We do not rule directly over other nations. However, America’s ability to influence other nations, a $9.7 trillion GNP, a leader in technology, a cultural icon, and an uncontested military. It would appear that in the dawn of the age of information, the U.S. has already achieved the status of an empire.
The United States emerged from World War II with the most widespread system of military bases the world has known. Post WWII, the U.S. had 1,100 oversea bases. The number of military installations has fluctuated over the last 50 years and settled around 800 in 1988. The Department of Defense reported in the 2001 “Base Structure Report” that there are 60 countries in which the U.S. has FOLs (forward operating location).
Currently, the U.S. defense budget is in the ballpark of $399 billion. This helps fund the 255,000 peacetime troops that are stationed abroad. This force does not passively sit around. The Defense Department estimated that on any day, prior to 9-11, about 60,000 U.S. troops were involved in temporary operations in some 100 countries. A web of military might so powerful with such a global reach, would have made the likes of Alexander the Great envious.
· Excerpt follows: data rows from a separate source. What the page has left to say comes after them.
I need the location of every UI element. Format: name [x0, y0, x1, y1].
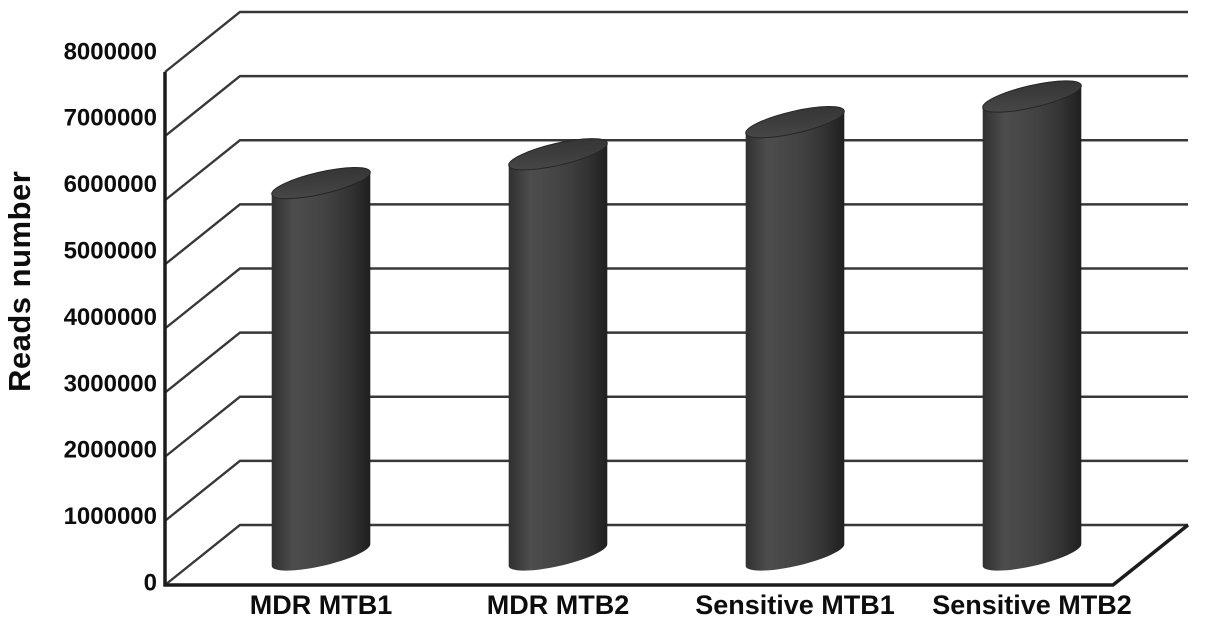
cylinder-bar — [982, 80, 1082, 571]
bar-body — [508, 138, 608, 571]
y-tick-label: 0 — [144, 570, 157, 597]
x-category-label: MDR MTB2 — [487, 590, 630, 620]
bar-top-face — [982, 80, 1082, 113]
cylinder-bar — [745, 106, 845, 571]
y-tick-label: 3000000 — [64, 370, 157, 397]
gridline — [164, 139, 1188, 202]
gridline — [164, 74, 1188, 138]
gridline — [164, 331, 1188, 394]
gridline — [164, 10, 1188, 73]
y-tick-label: 8000000 — [64, 38, 157, 65]
y-tick-label: 2000000 — [64, 437, 157, 464]
bar-top-face — [745, 106, 845, 139]
bar-body — [745, 106, 845, 571]
x-category-label: Sensitive MTB1 — [695, 590, 895, 620]
bar-body — [982, 80, 1082, 571]
y-tick-label: 1000000 — [64, 503, 157, 530]
bar-body — [271, 167, 371, 571]
cylinder-bar — [271, 166, 371, 571]
x-category-label: MDR MTB1 — [250, 590, 393, 620]
cylinder-bar — [508, 138, 608, 571]
y-tick-label: 4000000 — [64, 304, 157, 331]
axis-frame — [163, 72, 1190, 587]
x-category-label: Sensitive MTB2 — [932, 590, 1132, 620]
bar-top-face — [508, 138, 608, 171]
gridline — [164, 267, 1188, 330]
gridline — [164, 459, 1188, 522]
y-tick-label: 5000000 — [64, 238, 157, 265]
y-tick-label: 7000000 — [64, 105, 157, 132]
y-tick-label: 6000000 — [64, 171, 157, 198]
bar-top-face — [271, 166, 371, 200]
gridline — [164, 203, 1188, 266]
gridline — [164, 523, 1188, 586]
gridline — [164, 395, 1188, 458]
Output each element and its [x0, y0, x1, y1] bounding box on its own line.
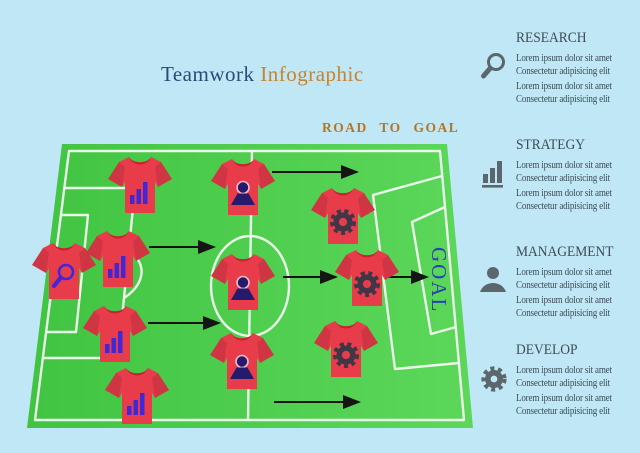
player-shirt	[32, 243, 96, 299]
road-to-goal-label: ROAD TO GOAL	[322, 120, 460, 135]
player-shirt	[210, 333, 274, 389]
player-shirt	[311, 188, 375, 244]
flow-arrows	[148, 165, 429, 409]
bar-chart-icon	[108, 256, 126, 278]
text-line: Lorem ipsum dolor sit amet	[516, 81, 612, 92]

Despite our military might, the tactics of expanding an empire have become as polite and conscience as the politically correct society it promotes. Rather then the barbaric methods of burning and looting, pillaging and raping, the U.S. has evolved to more gentlemen-like methods of gaining allies and the art of persuasion. Aid packages, military hardware at a good price, trade agreements and other you-scratch-my-back-and-I’ll-scratch-yours methods have contributed to the U.S. reaching the top of the food chain. Through refined methods of persuasion, it is possible to strengthen the empire’s global influence and ultimately their power.
Lessons of past empires have been learned: From the British, we’ve learned that colonization is unpopular, resource intensive and a culturally intrusive means of gaining global leverage. From the Romans, that expanding the physical size of the empire and to maintain such a large state only weakens the central command and is taxing on resources.
The American empire is not interested in acquiring land. Modernday empire building is not concerned with physical size, but in securing national interests and promoting ideologies. For the aspiring empire in the age of information, strategic alliances and savvy business deals are far more beneficial then attempting to push its borders into its neighbors.
In many countries, economic mobility is still limited to sideways, women’s rights are still in the dark ages, and tyrants still rule with an iron fist. As the U.S. power binge rolls on, America attempts to correct some of the injustices. However, as we continue to force our will upon other nations, how will our heavy handed methods be remembered in the future? What will the legacy of the United States be?
Will we be remembered as an empire with a self-serving agenda and a tremendous appetite for things that go bang? Or a country that promoted freedom, contributed major advancements in science and technology, and ultimately made the world a better place?
It is not for me or pundits to decide. History will ultimately cast the vote that will determine the legacy of America.